アゴ振り三年

脊椎動物は8群に大きく分けることができます。四肢動物の哺乳類・鳥類・爬虫類・両生類と、一般的に魚類とよばれる硬骨魚類・軟骨魚類、そして絶滅した棘魚類と板皮類。 魚類にはアゴがない無顎類もいますが、無顎類の中での進化過程で脊椎ではなく原始的な脊椎動物の構造の脊索で生涯を終える脊索動物も存在していたことから脊椎動物から除外されています。 脊椎動物は進化を通して海水域や淡水域、陸上などの環境に適応進化してきましたが、基本的な構造は変化しておらず 頭側の頭蓋骨に巨大な脳があり、脊椎によって支持された強固な内骨格を持ち、内臓臓器は腹腔内に宙づりに、腹側の心臓の収縮により駆動される循環系が発達している点などがあげられます。 そのため初期の無顎類は魚類というよりは、あくまでも魚類起源のグループとなります。

というのが前説で、硬骨魚類・軟骨魚類・棘魚類・板皮類の脊椎動物魚類群と、除外されている無顎類との最も顕著な違いにアゴの進化があげられます。ざっくり言えば脊椎動物魚類群はアゴのある有顎類。

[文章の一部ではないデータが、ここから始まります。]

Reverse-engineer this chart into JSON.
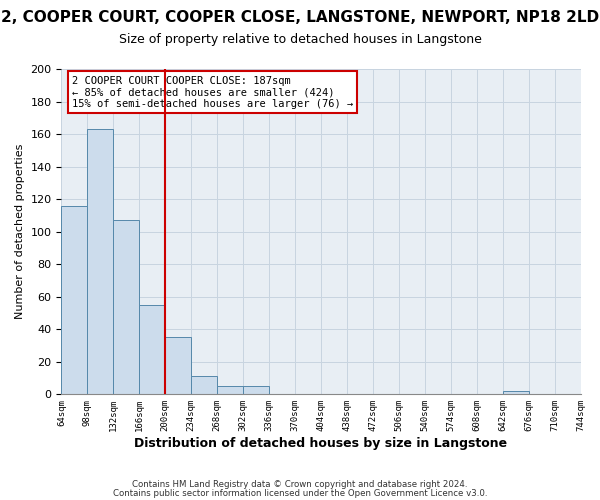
{
  "title": "2, COOPER COURT, COOPER CLOSE, LANGSTONE, NEWPORT, NP18 2LD",
  "subtitle": "Size of property relative to detached houses in Langstone",
  "xlabel": "Distribution of detached houses by size in Langstone",
  "ylabel": "Number of detached properties",
  "bar_values": [
    116,
    163,
    107,
    55,
    35,
    11,
    5,
    5,
    0,
    0,
    0,
    0,
    0,
    0,
    0,
    0,
    0,
    2,
    0,
    0
  ],
  "bin_labels": [
    "64sqm",
    "98sqm",
    "132sqm",
    "166sqm",
    "200sqm",
    "234sqm",
    "268sqm",
    "302sqm",
    "336sqm",
    "370sqm",
    "404sqm",
    "438sqm",
    "472sqm",
    "506sqm",
    "540sqm",
    "574sqm",
    "608sqm",
    "642sqm",
    "676sqm",
    "710sqm",
    "744sqm"
  ],
  "bar_color": "#ccdcec",
  "bar_edge_color": "#5588aa",
  "grid_color": "#c8d4e0",
  "vline_x": 4,
  "vline_color": "#cc0000",
  "annotation_text": "2 COOPER COURT COOPER CLOSE: 187sqm\n← 85% of detached houses are smaller (424)\n15% of semi-detached houses are larger (76) →",
  "annotation_box_color": "#ffffff",
  "annotation_box_edge_color": "#cc0000",
  "ylim": [
    0,
    200
  ],
  "yticks": [
    0,
    20,
    40,
    60,
    80,
    100,
    120,
    140,
    160,
    180,
    200
  ],
  "footnote1": "Contains HM Land Registry data © Crown copyright and database right 2024.",
  "footnote2": "Contains public sector information licensed under the Open Government Licence v3.0.",
  "background_color": "#ffffff",
  "plot_bg_color": "#e8eef4",
  "title_fontsize": 11,
  "subtitle_fontsize": 9,
  "num_bins": 20
}
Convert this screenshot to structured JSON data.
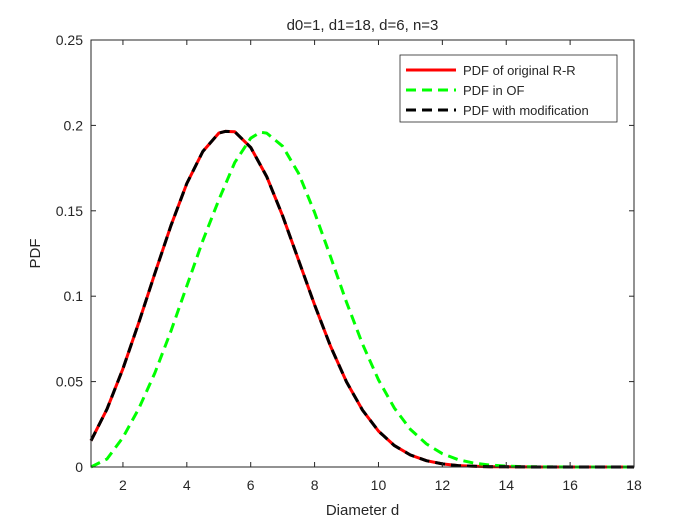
{
  "chart_data": {
    "type": "line",
    "title": "d0=1, d1=18, d=6, n=3",
    "xlabel": "Diameter d",
    "ylabel": "PDF",
    "xlim": [
      1,
      18
    ],
    "ylim": [
      0,
      0.25
    ],
    "xticks": [
      2,
      4,
      6,
      8,
      10,
      12,
      14,
      16,
      18
    ],
    "xtick_labels": [
      "2",
      "4",
      "6",
      "8",
      "10",
      "12",
      "14",
      "16",
      "18"
    ],
    "yticks": [
      0,
      0.05,
      0.1,
      0.15,
      0.2,
      0.25
    ],
    "ytick_labels": [
      "0",
      "0.05",
      "0.1",
      "0.15",
      "0.2",
      "0.25"
    ],
    "grid": false,
    "legend_position": "top-right",
    "series": [
      {
        "name": "PDF of original R-R",
        "color": "#ff0000",
        "style": "solid",
        "x": [
          1,
          1.5,
          2,
          2.5,
          3,
          3.5,
          4,
          4.5,
          5,
          5.2,
          5.5,
          6,
          6.5,
          7,
          7.5,
          8,
          8.5,
          9,
          9.5,
          10,
          10.5,
          11,
          11.5,
          12,
          12.5,
          13,
          13.5,
          14,
          15,
          16,
          17,
          18
        ],
        "y": [
          0.0154,
          0.0339,
          0.0575,
          0.0847,
          0.1134,
          0.1413,
          0.166,
          0.1847,
          0.1955,
          0.1965,
          0.1963,
          0.1871,
          0.17,
          0.1471,
          0.1211,
          0.0949,
          0.0706,
          0.0498,
          0.0333,
          0.021,
          0.0125,
          0.007,
          0.0037,
          0.0018,
          0.0008,
          0.0004,
          0.0001,
          0.0001,
          0,
          0,
          0,
          0
        ]
      },
      {
        "name": "PDF in OF",
        "color": "#00ff00",
        "style": "dashed",
        "x": [
          1,
          1.5,
          2,
          2.5,
          3,
          3.5,
          4,
          4.5,
          5,
          5.5,
          6,
          6.3,
          6.5,
          7,
          7.5,
          8,
          8.5,
          9,
          9.5,
          10,
          10.5,
          11,
          11.5,
          12,
          12.5,
          13,
          13.5,
          14,
          14.5,
          15,
          16,
          17,
          18
        ],
        "y": [
          0,
          0.0047,
          0.0173,
          0.0343,
          0.0551,
          0.0795,
          0.106,
          0.1325,
          0.1564,
          0.1782,
          0.1925,
          0.196,
          0.1955,
          0.1878,
          0.1719,
          0.149,
          0.123,
          0.0965,
          0.072,
          0.051,
          0.0345,
          0.022,
          0.0135,
          0.0078,
          0.0043,
          0.0022,
          0.0011,
          0.0005,
          0.0002,
          0.0001,
          0,
          0,
          0
        ]
      },
      {
        "name": "PDF with modification",
        "color": "#000000",
        "style": "dashed",
        "x": [
          1,
          1.5,
          2,
          2.5,
          3,
          3.5,
          4,
          4.5,
          5,
          5.2,
          5.5,
          6,
          6.5,
          7,
          7.5,
          8,
          8.5,
          9,
          9.5,
          10,
          10.5,
          11,
          11.5,
          12,
          12.5,
          13,
          13.5,
          14,
          15,
          16,
          17,
          18
        ],
        "y": [
          0.0154,
          0.0339,
          0.0575,
          0.0847,
          0.1134,
          0.1413,
          0.166,
          0.1847,
          0.1955,
          0.1965,
          0.1963,
          0.1871,
          0.17,
          0.1471,
          0.1211,
          0.0949,
          0.0706,
          0.0498,
          0.0333,
          0.021,
          0.0125,
          0.007,
          0.0037,
          0.0018,
          0.0008,
          0.0004,
          0.0001,
          0.0001,
          0,
          0,
          0,
          0
        ]
      }
    ]
  }
}
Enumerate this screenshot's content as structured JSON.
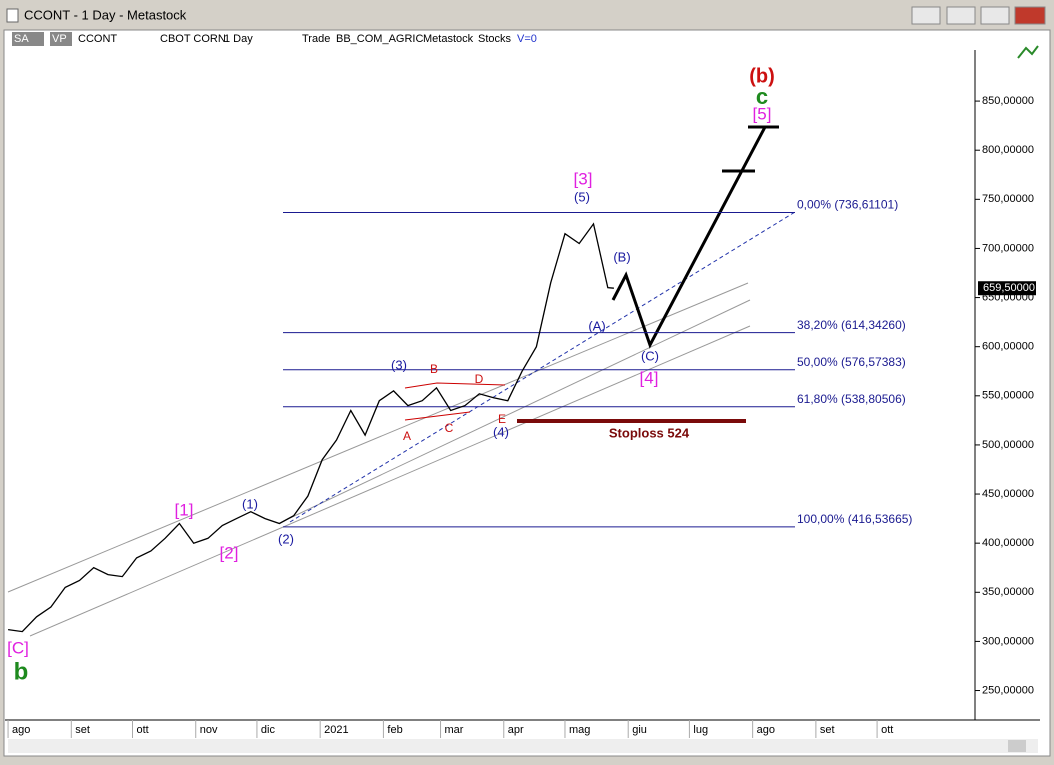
{
  "window_title": "CCONT - 1 Day - Metastock",
  "toolbar": [
    "SA",
    "VP",
    "CCONT",
    "CBOT CORN",
    "1 Day",
    "Trade",
    "BB_COM_AGRIC",
    "Metastock",
    "Stocks",
    "V=0"
  ],
  "chart_data": {
    "type": "line",
    "color": "#000000",
    "x": [
      0,
      7,
      14,
      21,
      28,
      35,
      42,
      49,
      56,
      63,
      70,
      77,
      84,
      91,
      98,
      105,
      112,
      119,
      126,
      133,
      140,
      147,
      154,
      161,
      168,
      175,
      182,
      189,
      196,
      203,
      210,
      217,
      224,
      231,
      238,
      245,
      252,
      259,
      266,
      273,
      280,
      287,
      294,
      297
    ],
    "values": [
      312,
      310,
      325,
      335,
      355,
      362,
      375,
      368,
      366,
      385,
      392,
      405,
      420,
      400,
      405,
      418,
      425,
      432,
      425,
      420,
      428,
      448,
      485,
      505,
      535,
      510,
      545,
      555,
      540,
      545,
      558,
      535,
      540,
      552,
      548,
      545,
      575,
      600,
      665,
      715,
      705,
      725,
      660,
      659.5
    ],
    "last_price": {
      "value": 659.5,
      "label": "659,50000"
    },
    "xlim": [
      -1.5,
      474
    ],
    "xticks": [
      {
        "value": 0,
        "label": "ago"
      },
      {
        "value": 31,
        "label": "set"
      },
      {
        "value": 61,
        "label": "ott"
      },
      {
        "value": 92,
        "label": "nov"
      },
      {
        "value": 122,
        "label": "dic"
      },
      {
        "value": 153,
        "label": "2021"
      },
      {
        "value": 184,
        "label": "feb"
      },
      {
        "value": 212,
        "label": "mar"
      },
      {
        "value": 243,
        "label": "apr"
      },
      {
        "value": 273,
        "label": "mag"
      },
      {
        "value": 304,
        "label": "giu"
      },
      {
        "value": 334,
        "label": "lug"
      },
      {
        "value": 365,
        "label": "ago"
      },
      {
        "value": 396,
        "label": "set"
      },
      {
        "value": 426,
        "label": "ott"
      }
    ],
    "ylim": [
      220,
      902
    ],
    "yticks": [
      {
        "value": 250,
        "label": "250,00000"
      },
      {
        "value": 300,
        "label": "300,00000"
      },
      {
        "value": 350,
        "label": "350,00000"
      },
      {
        "value": 400,
        "label": "400,00000"
      },
      {
        "value": 450,
        "label": "450,00000"
      },
      {
        "value": 500,
        "label": "500,00000"
      },
      {
        "value": 550,
        "label": "550,00000"
      },
      {
        "value": 600,
        "label": "600,00000"
      },
      {
        "value": 650,
        "label": "650,00000"
      },
      {
        "value": 700,
        "label": "700,00000"
      },
      {
        "value": 750,
        "label": "750,00000"
      },
      {
        "value": 800,
        "label": "800,00000"
      },
      {
        "value": 850,
        "label": "850,00000"
      }
    ],
    "fibonacci": [
      {
        "value": 736.61101,
        "label": "0,00% (736,61101)"
      },
      {
        "value": 614.3426,
        "label": "38,20% (614,34260)"
      },
      {
        "value": 576.57383,
        "label": "50,00% (576,57383)"
      },
      {
        "value": 538.80506,
        "label": "61,80% (538,80506)"
      },
      {
        "value": 416.53665,
        "label": "100,00% (416,53665)"
      }
    ],
    "annotations": [
      "(b)",
      "c",
      "[5]",
      "[3]",
      "(5)",
      "(B)",
      "(A)",
      "(C)",
      "[4]",
      "(3)",
      "B",
      "D",
      "A",
      "C",
      "E",
      "(4)",
      "[1]",
      "(1)",
      "[2]",
      "(2)",
      "[C]",
      "b",
      "Stoploss 524"
    ]
  }
}
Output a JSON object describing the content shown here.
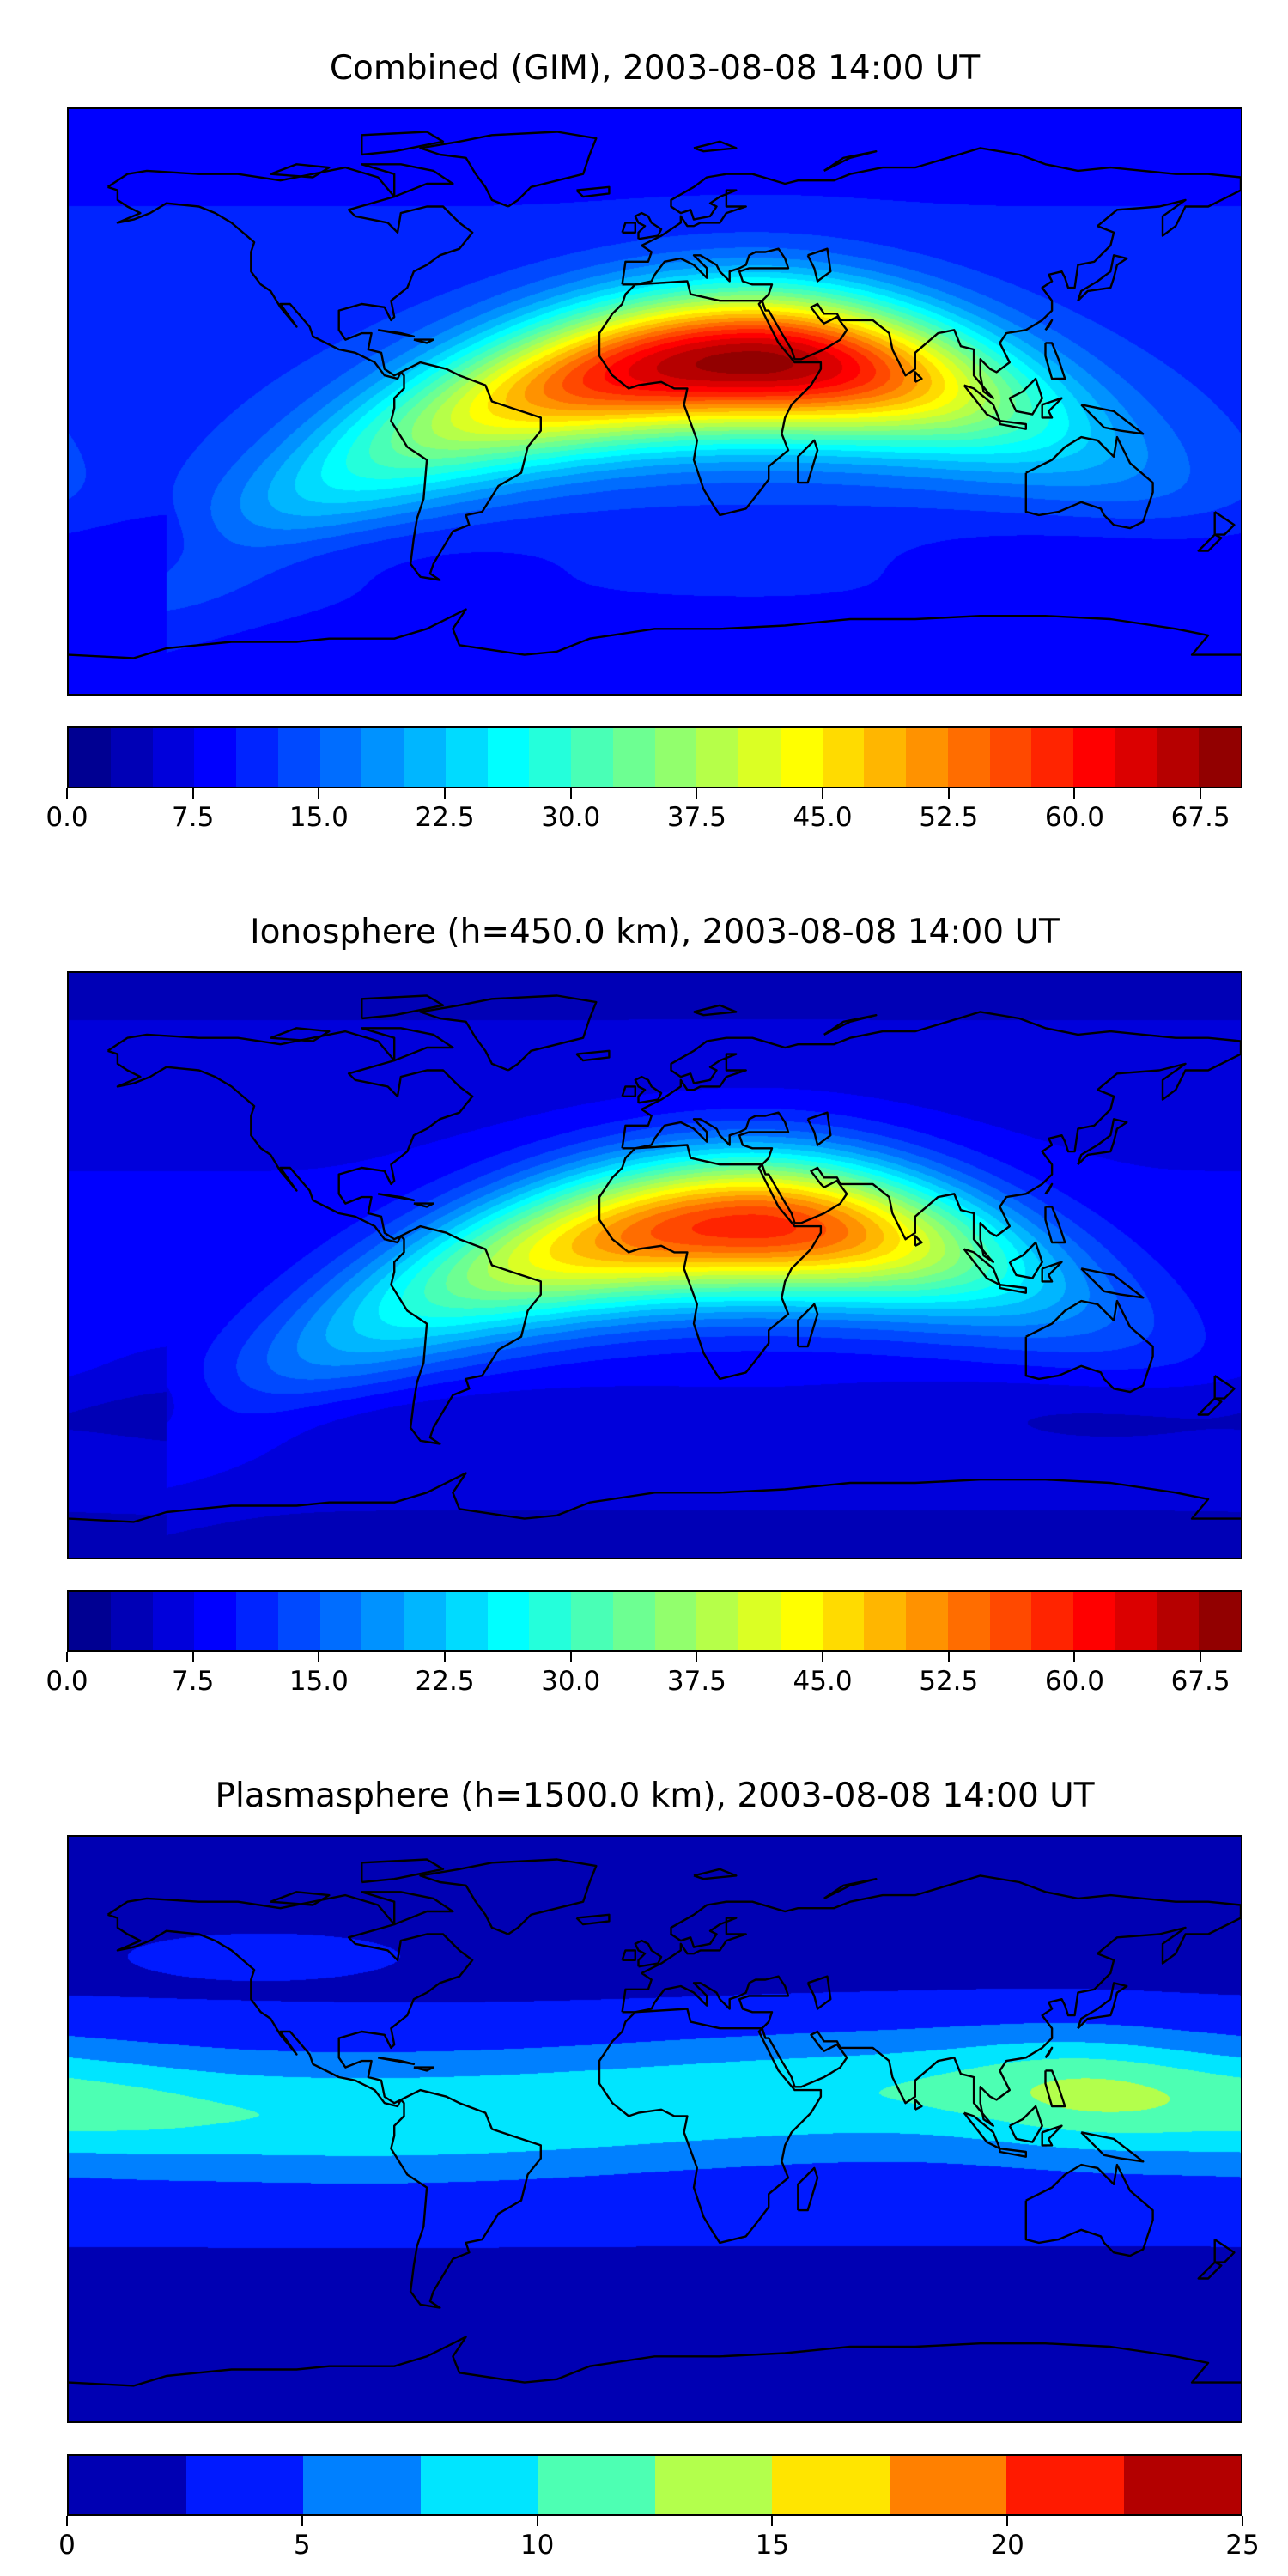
{
  "chart_data": [
    {
      "type": "heatmap",
      "title": "Combined (GIM), 2003-08-08 14:00 UT",
      "projection": "plate-carree (global, lon -180..180, lat -90..90)",
      "colormap": "jet",
      "levels": {
        "min": 0,
        "max": 70,
        "step": 2.5
      },
      "colorbar_ticks": [
        "0.0",
        "7.5",
        "15.0",
        "22.5",
        "30.0",
        "37.5",
        "45.0",
        "52.5",
        "60.0",
        "67.5"
      ],
      "colorbar_tick_values": [
        0,
        7.5,
        15,
        22.5,
        30,
        37.5,
        45,
        52.5,
        60,
        67.5
      ],
      "field": {
        "peak_value": 65,
        "peak_lon": 45,
        "peak_lat": 15,
        "background": 8,
        "amplitude": 57
      }
    },
    {
      "type": "heatmap",
      "title": "Ionosphere  (h=450.0 km), 2003-08-08 14:00 UT",
      "projection": "plate-carree (global, lon -180..180, lat -90..90)",
      "colormap": "jet",
      "levels": {
        "min": 0,
        "max": 70,
        "step": 2.5
      },
      "colorbar_ticks": [
        "0.0",
        "7.5",
        "15.0",
        "22.5",
        "30.0",
        "37.5",
        "45.0",
        "52.5",
        "60.0",
        "67.5"
      ],
      "colorbar_tick_values": [
        0,
        7.5,
        15,
        22.5,
        30,
        37.5,
        45,
        52.5,
        60,
        67.5
      ],
      "field": {
        "peak_value": 55,
        "peak_lon": 42,
        "peak_lat": 14,
        "background": 4,
        "amplitude": 51
      }
    },
    {
      "type": "heatmap",
      "title": "Plasmasphere (h=1500.0 km), 2003-08-08 14:00 UT",
      "projection": "plate-carree (global, lon -180..180, lat -90..90)",
      "colormap": "jet",
      "levels": {
        "min": 0,
        "max": 25,
        "step": 2.5
      },
      "colorbar_ticks": [
        "0",
        "5",
        "10",
        "15",
        "20",
        "25"
      ],
      "colorbar_tick_values": [
        0,
        5,
        10,
        15,
        20,
        25
      ],
      "field": {
        "peak_value": 14,
        "peak_lon": 135,
        "peak_lat": 12,
        "equatorial_band": 9.5,
        "polar": 1
      }
    }
  ]
}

無顎類の構造は、咽頭部の後方の両側にいくつかの上下一対になる弓状骨 鰓弓(さいきゅう)を持ち、これでエラの排出口である鰓孔(えらあな)を支えています。 初期の無顎類は上下の顎が無いためポッカリ開いたクチから海中や海泥底にいるプランクトンを吸い込み、鰓孔から排出する際に鰓弓に引っかかるプランクトンや、海泥底を吸い込み鰓弓に引っかかるプランクトンを濾しとる濾過食を行っていました。

鰓

有顎類はアゴその物を形作る顎弓と その顎弓を支える舌弓とで構成されています。このことからエラを支えていた鰓弓の一部が変化し、上下一対の顎骨になったというのが一般的な考えです。 アゴの獲得は咀嚼はできなくても、クチを開閉できることにより咬む力が著しく増大、大きな餌を逃がさず捕え、食い千切る攻撃力が生まれます。 このことが捕食者と被食者の生存的な軍備拡張競争での進化関係に拍車をかけ、その後の進化と多様性につながる世界が変わり出す第一歩となりました。